401(k) Fallout from Warren’s Health Care Plan

401k, retirement, taxes, Trump

Something for nothing?

[Correction: The article originally reported that the financial transaction tax in Warren’s proposal would be one basis point. The tax would actually be 10 basis points.] 

The 401(k) sector (and financial services overall) is reacting to Friday’s release of Elizabeth Warren’s plan to provide “Medicare for All,” with concern centering on the possibility it will tax investors and therefore make it more difficult to save for retirement.

While the impact to 401(k)s savers is not directly addressed in the plan, Warren promises no new taxes on the middle class in order to pay for the audacious proposal.

However, shifting resources and the opportunity costs that result have critics skeptical of her promise.

In “Ending the Stranglehold of Health Care Costs on American Families,” she refers to the financial industry specifically, writing that, “It’s been more than ten years since the 2008 financial crisis, and while a lot of families are still dealing with the aftereffects, the financial sector is making record, eye-popping profits.”

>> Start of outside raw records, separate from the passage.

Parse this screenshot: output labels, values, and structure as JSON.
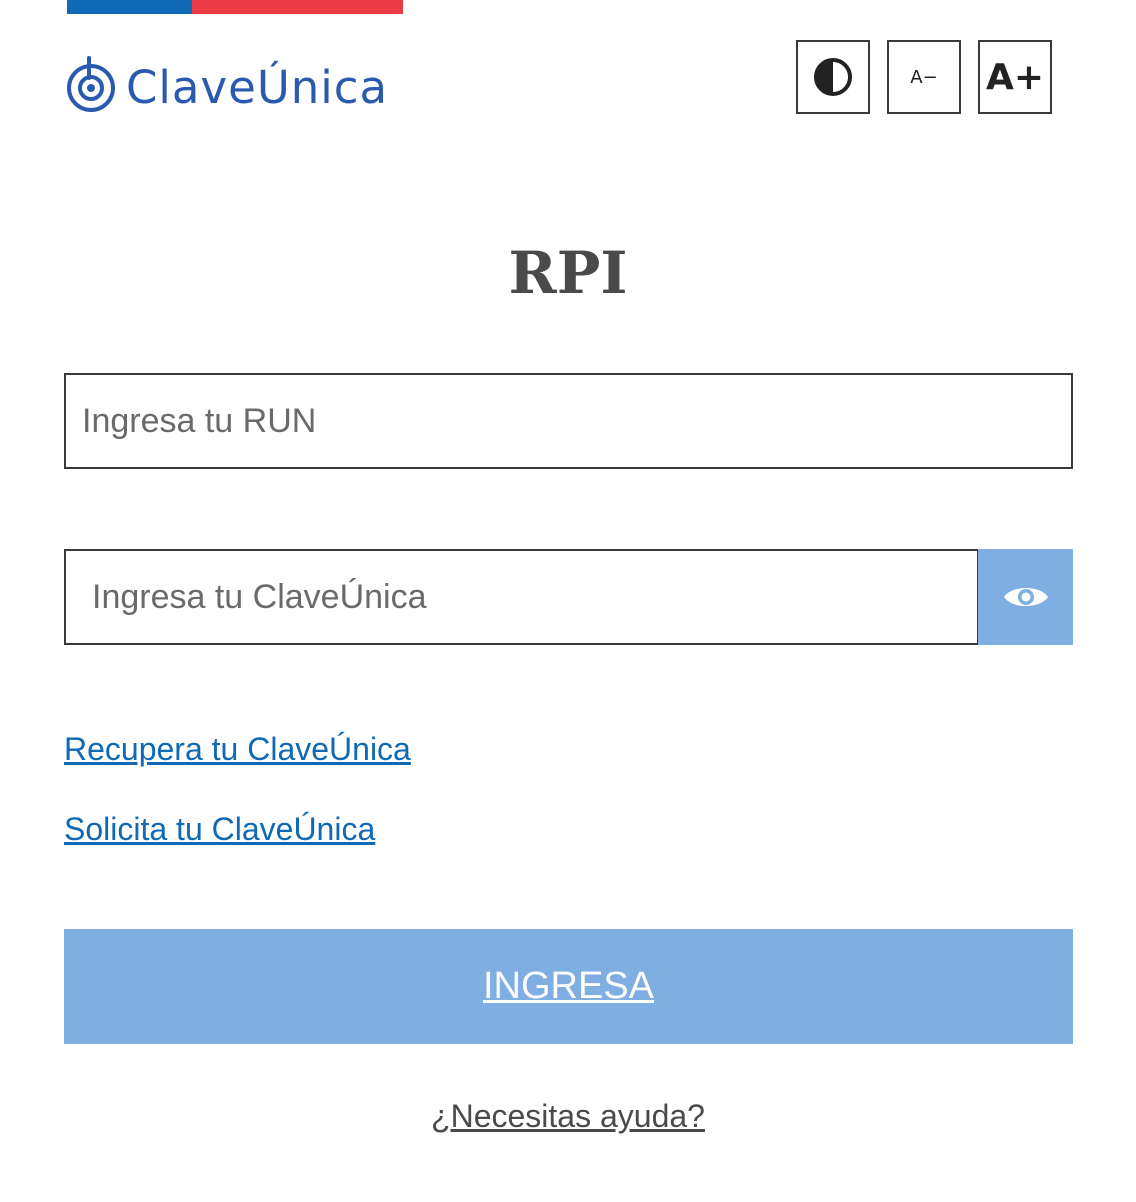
{
  "header": {
    "logo_text": "ClaveÚnica",
    "flag_colors": {
      "blue": "#0f69b4",
      "red": "#eb3c46"
    },
    "brand_color": "#2a5ab0",
    "accessibility": {
      "contrast_icon": "contrast-icon",
      "decrease_label": "A−",
      "increase_label": "A+"
    }
  },
  "main": {
    "title": "RPI",
    "run_input": {
      "placeholder": "Ingresa tu RUN",
      "value": ""
    },
    "password_input": {
      "placeholder": "Ingresa tu ClaveÚnica",
      "value": ""
    },
    "toggle_visibility_icon": "eye-icon",
    "links": {
      "recover": "Recupera tu ClaveÚnica",
      "request": "Solicita tu ClaveÚnica"
    },
    "submit_label": "INGRESA",
    "help_label": "¿Necesitas ayuda?"
  },
  "colors": {
    "link": "#0f69b4",
    "button_bg": "#7faee3",
    "title": "#4a4a4a"
  }
}
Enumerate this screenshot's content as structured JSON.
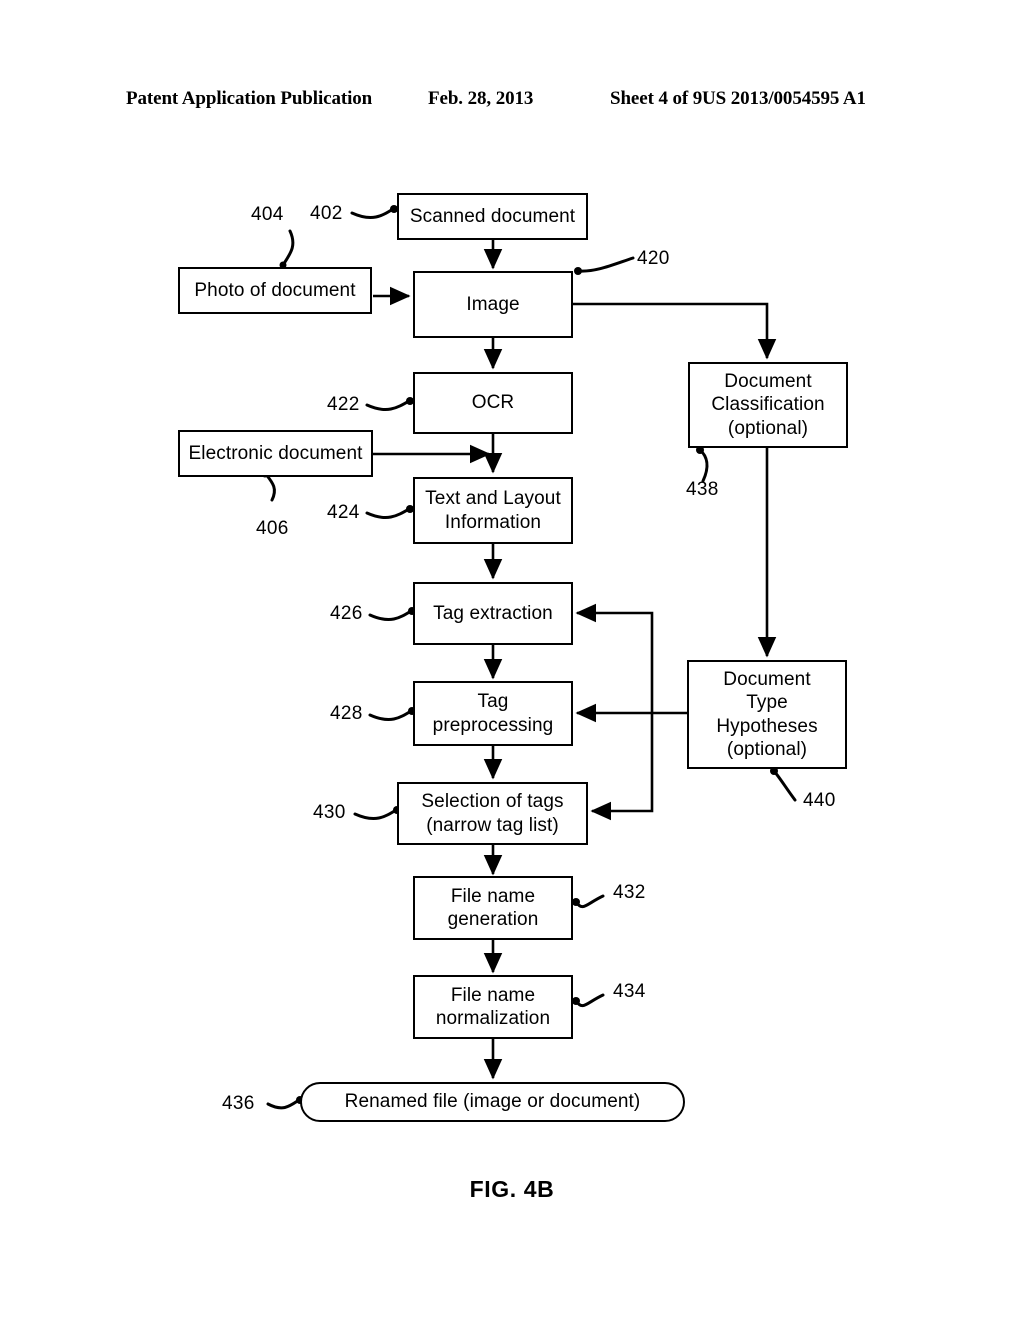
{
  "header": {
    "title": "Patent Application Publication",
    "date": "Feb. 28, 2013",
    "sheet": "Sheet 4 of 9",
    "publication_number": "US 2013/0054595 A1"
  },
  "figure": {
    "caption": "FIG. 4B",
    "type": "flowchart"
  },
  "nodes": [
    {
      "id": "scanned_document",
      "label": "Scanned document",
      "ref": "402",
      "shape": "rect"
    },
    {
      "id": "photo_of_document",
      "label": "Photo of document",
      "ref": "404",
      "shape": "rect"
    },
    {
      "id": "electronic_document",
      "label": "Electronic document",
      "ref": "406",
      "shape": "rect"
    },
    {
      "id": "image",
      "label": "Image",
      "ref": "420",
      "shape": "rect"
    },
    {
      "id": "ocr",
      "label": "OCR",
      "ref": "422",
      "shape": "rect"
    },
    {
      "id": "text_and_layout",
      "label": "Text and Layout\nInformation",
      "ref": "424",
      "shape": "rect"
    },
    {
      "id": "tag_extraction",
      "label": "Tag extraction",
      "ref": "426",
      "shape": "rect"
    },
    {
      "id": "tag_preprocessing",
      "label": "Tag\npreprocessing",
      "ref": "428",
      "shape": "rect"
    },
    {
      "id": "selection_of_tags",
      "label": "Selection of tags\n(narrow tag list)",
      "ref": "430",
      "shape": "rect"
    },
    {
      "id": "file_name_generation",
      "label": "File name\ngeneration",
      "ref": "432",
      "shape": "rect"
    },
    {
      "id": "file_name_normalization",
      "label": "File name\nnormalization",
      "ref": "434",
      "shape": "rect"
    },
    {
      "id": "renamed_file",
      "label": "Renamed file (image or document)",
      "ref": "436",
      "shape": "rounded"
    },
    {
      "id": "document_classification",
      "label": "Document\nClassification\n(optional)",
      "ref": "438",
      "shape": "rect"
    },
    {
      "id": "document_type_hypotheses",
      "label": "Document\nType\nHypotheses\n(optional)",
      "ref": "440",
      "shape": "rect"
    }
  ],
  "refs": {
    "n402": "402",
    "n404": "404",
    "n406": "406",
    "n420": "420",
    "n422": "422",
    "n424": "424",
    "n426": "426",
    "n428": "428",
    "n430": "430",
    "n432": "432",
    "n434": "434",
    "n436": "436",
    "n438": "438",
    "n440": "440"
  }
}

Meanwhile, she adds the risk of another financial crisis remains unacceptably high.

A ‘small’ tax

Her answer is to impose “targeted taxes and fees on financial firms, that can generate needed revenue and also make our financial system safer and more secure.”

Her targeted taxes and fees include “a small tax on financial transactions” of 10 basis points which Warren claims would generate about $800 billion in revenue over the next ten years.

“The tax would be assessed on and collected from financial firms and would likely have little to no effect on most investors,” she argues. “Instead, according to experts, the tax could help decrease what Americans pay in fees for their investments and reduce the size of relatively unproductive parts of the financial sector.”

In an era of falling fees, Warren then suggests the opposite, calling for “a fee on big banks that encourages them to take on fewer liabilities and reduce the risk they pose to the financial system. A small fee that applies only to the forty or so largest banks in the country would generate an additional $100 billion over the next ten years—while making our financial system more safe and resilient.”